Modification of the Breach Notification Rule
The Omnibus Rule reversed prior law concerning when notification of a data breach is required. Under the revised HITECH Breach Notification Rule, an impermissible use or disclosure of PHI is nowpresumed to be a breach and notification is required, unless an entity can demonstrate that there is a low probability that the PHI has been compromised.
The Omnibus Rule adopts a specific risk assessment standard to determine the probability that PHI has been compromised. If the risk assessment fails to demonstrate that there is a low probability that PHI has been compromised, breach notification is required.
Expansion of Consumer Protections
The Omnibus Rule expands consumer rights to obtain their data. To the extent possible, access must be provided in the format requested by the individual. If an individual requests a copy of PHI that is maintained electronically, the covered entity must provide access in electronic form.

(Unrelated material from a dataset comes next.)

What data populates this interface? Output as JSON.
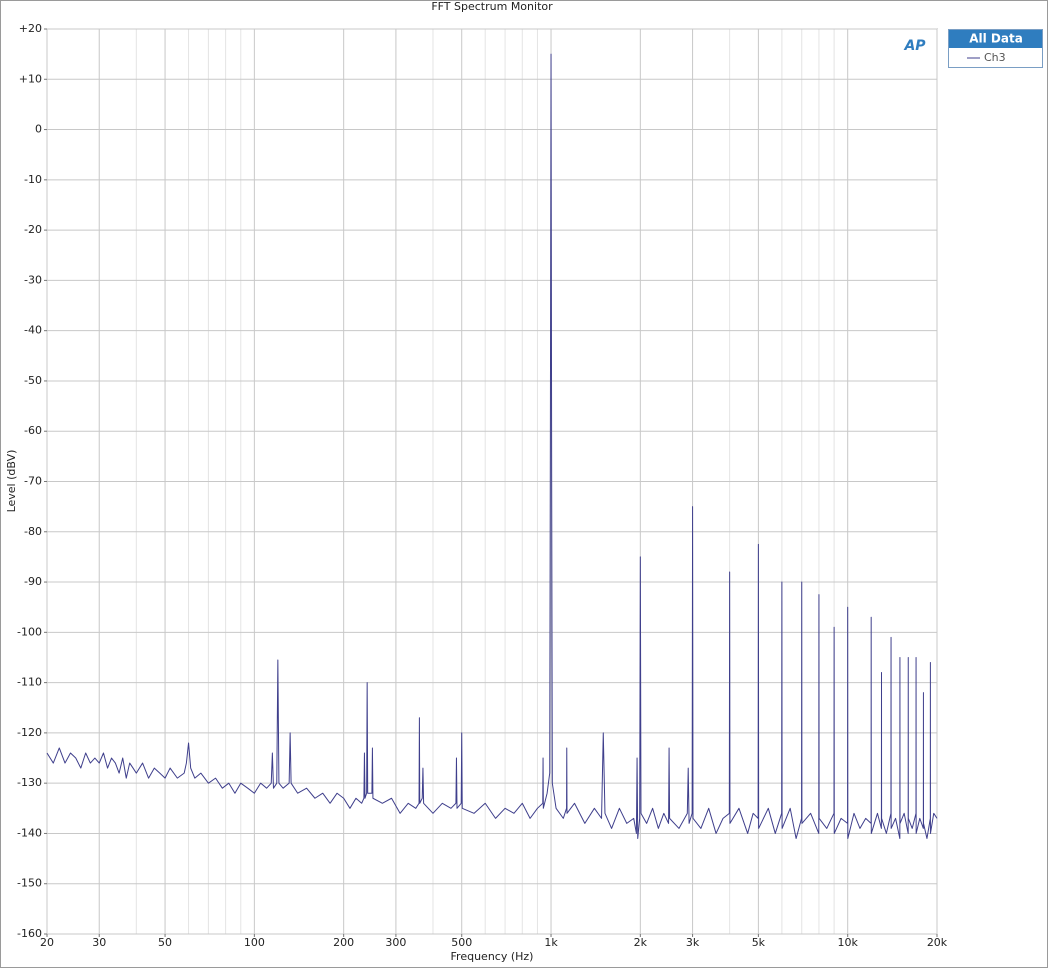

The Omnibus Rule also now allows an individual to restrict the disclosure of PHI to a health plan if the individual has paid the covered entity in full for the item or service.
Health care providers and business associates must develop methods of flagging restricted PHI so that the records are not available to the patient's health plan. This likely will require new operational policies for "paid in cash" transactions in order to address bundled services and HMO prohibitions on accepting payment above individual cost sharing amounts.
Steps to Take Now
Health care providers, business associates, and subcontractors should develop plans for coming into compliance with the Omnibus Rule. Business associates should review their operations, IT systems, HIPAA policies and procedures, and training to ensure they are operating in compliance with HIPAA privacy and security standards. Business associates should also review vendor assessment practices to incorporate the heightened risk of contracting with vendors that are now subject to HIPAA requirements.
Business associates will need to update existing business associate agreements or draft new agreements consistent with the recent changes. This includes revising upstream agreements with covered entities to document the specifically permitted uses and disclosures, and also includes downstream agreements with subcontractors that are now subject to Health and Human Services enforcement authority.
Covered entities and subcontractors should work with legal counsel to update existing business associate agreements and draft new ones for compliance with Omnibus Rule provisions. Existing business associate agreements must be updated and compliant with Omnibus Rule provisions by September 22, 2014. Covered entities should aim to have updated business associate agreements in place with enough time for business associates to secure agreements with their subcontractors prior to the compliance date, September 22, 2013.